Chimamanda tells her story in the soft first person voice of fifteen year old Kambili, a nervous young girl, whose inner voice has been hushed until it is a mere whisper in the continuing noise of her father's superfluous devotion to the Catholic church, his conflicted love for his family and his strange and deviant ways of punishment. A visit to an aunt provides them with a new view of the twin cultures of contemporary and traditional Nigeria and releases them gradually from the silences they have kept inside the high walls of their father's house.

This book sings of freedom and a coming of age.
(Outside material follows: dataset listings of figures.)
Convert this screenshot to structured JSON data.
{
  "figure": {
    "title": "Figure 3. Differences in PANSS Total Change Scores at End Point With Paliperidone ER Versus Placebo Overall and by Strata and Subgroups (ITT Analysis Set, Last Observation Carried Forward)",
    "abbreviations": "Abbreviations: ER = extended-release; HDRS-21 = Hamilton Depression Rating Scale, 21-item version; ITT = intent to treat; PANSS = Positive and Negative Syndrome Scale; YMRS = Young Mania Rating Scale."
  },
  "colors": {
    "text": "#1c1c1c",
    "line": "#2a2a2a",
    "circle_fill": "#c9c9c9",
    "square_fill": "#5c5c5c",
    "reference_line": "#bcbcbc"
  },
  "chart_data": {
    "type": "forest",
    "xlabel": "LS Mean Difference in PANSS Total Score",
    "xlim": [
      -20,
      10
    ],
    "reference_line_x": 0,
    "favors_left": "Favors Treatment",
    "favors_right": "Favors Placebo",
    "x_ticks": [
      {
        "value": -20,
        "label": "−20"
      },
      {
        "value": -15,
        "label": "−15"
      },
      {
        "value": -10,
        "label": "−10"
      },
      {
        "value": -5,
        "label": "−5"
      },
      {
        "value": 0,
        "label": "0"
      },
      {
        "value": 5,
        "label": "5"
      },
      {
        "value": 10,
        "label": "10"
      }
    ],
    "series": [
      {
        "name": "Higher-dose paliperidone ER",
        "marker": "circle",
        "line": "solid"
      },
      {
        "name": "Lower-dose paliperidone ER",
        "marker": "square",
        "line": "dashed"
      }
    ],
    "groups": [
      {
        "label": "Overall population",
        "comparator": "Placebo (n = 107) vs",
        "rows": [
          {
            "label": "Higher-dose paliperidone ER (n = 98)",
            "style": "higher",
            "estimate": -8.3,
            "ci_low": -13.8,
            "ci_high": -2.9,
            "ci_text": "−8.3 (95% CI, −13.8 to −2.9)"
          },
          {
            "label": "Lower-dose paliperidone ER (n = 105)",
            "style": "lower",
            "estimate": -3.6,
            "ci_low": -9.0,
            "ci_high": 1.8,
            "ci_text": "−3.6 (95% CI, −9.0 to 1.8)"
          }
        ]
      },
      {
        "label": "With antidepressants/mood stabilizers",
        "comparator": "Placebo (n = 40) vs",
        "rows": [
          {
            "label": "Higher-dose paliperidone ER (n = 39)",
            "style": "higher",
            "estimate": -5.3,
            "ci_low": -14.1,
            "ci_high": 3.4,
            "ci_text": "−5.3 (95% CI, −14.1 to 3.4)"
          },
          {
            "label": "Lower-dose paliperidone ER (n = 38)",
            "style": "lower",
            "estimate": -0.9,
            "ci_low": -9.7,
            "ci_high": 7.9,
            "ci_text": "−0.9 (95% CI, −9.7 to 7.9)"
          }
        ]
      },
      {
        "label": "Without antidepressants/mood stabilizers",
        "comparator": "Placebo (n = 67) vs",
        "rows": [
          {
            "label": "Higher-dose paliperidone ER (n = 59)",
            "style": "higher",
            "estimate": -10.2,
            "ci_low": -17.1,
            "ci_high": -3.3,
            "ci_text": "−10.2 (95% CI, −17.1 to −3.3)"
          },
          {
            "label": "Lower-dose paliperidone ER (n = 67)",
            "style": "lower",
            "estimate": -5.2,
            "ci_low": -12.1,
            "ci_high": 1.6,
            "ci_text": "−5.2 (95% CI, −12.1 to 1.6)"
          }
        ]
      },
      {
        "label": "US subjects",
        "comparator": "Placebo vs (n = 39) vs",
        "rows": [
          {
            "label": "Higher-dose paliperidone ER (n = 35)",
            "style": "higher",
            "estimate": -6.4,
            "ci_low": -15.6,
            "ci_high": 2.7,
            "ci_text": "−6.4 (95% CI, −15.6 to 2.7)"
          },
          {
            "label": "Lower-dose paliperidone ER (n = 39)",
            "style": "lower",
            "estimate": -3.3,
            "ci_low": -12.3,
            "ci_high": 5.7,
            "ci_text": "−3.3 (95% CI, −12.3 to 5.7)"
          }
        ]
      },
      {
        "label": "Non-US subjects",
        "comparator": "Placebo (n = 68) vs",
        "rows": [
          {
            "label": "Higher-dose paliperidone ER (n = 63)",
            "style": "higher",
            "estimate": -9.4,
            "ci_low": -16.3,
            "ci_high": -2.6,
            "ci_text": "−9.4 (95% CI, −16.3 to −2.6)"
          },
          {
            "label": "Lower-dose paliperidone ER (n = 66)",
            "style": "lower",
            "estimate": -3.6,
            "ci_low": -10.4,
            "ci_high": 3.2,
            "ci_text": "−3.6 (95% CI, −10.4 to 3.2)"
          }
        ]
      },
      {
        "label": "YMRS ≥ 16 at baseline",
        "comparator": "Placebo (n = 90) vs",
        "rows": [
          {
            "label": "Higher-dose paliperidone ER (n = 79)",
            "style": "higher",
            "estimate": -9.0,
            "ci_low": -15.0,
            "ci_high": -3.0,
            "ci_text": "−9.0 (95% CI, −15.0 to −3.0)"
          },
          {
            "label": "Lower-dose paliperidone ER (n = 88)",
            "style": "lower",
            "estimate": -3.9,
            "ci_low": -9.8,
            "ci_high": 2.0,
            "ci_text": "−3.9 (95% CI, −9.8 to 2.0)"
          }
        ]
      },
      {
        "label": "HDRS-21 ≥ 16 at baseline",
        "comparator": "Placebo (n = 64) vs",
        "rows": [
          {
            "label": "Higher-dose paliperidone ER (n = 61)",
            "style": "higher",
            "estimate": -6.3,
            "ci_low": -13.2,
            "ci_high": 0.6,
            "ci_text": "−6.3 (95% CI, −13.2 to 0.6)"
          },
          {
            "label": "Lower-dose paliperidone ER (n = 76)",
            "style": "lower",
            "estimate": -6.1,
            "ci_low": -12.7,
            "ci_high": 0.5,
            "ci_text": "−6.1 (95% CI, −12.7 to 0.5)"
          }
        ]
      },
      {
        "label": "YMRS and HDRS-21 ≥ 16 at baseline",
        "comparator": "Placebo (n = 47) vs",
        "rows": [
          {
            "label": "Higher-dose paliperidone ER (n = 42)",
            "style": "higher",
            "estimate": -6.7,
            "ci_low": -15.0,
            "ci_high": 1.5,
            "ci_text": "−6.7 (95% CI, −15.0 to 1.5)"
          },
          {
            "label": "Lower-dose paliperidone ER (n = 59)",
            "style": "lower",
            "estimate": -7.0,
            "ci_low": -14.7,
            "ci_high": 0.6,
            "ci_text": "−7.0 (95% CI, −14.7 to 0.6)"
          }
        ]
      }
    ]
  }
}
It adresses the nature of the issues of our lives which are never black and white, but all kinds of conflicted greys, which we encounter as we try to negotiate the often layered and intersecting paths of love for family, loyalty, choice, tradition and responsibilty. Chimamanda's prose is engaging. Her setting comes alive before my eyes, making me smell frangipanis in my fledgling North American garden. She is understated for an African, while the story flows out easily, compelling the reader to follow her closely throughout the journey of this family. She has achieved excellence on her first novel and promises more. Her second book, "Half of a Yellow Sun" is on my table waiting to be devoured.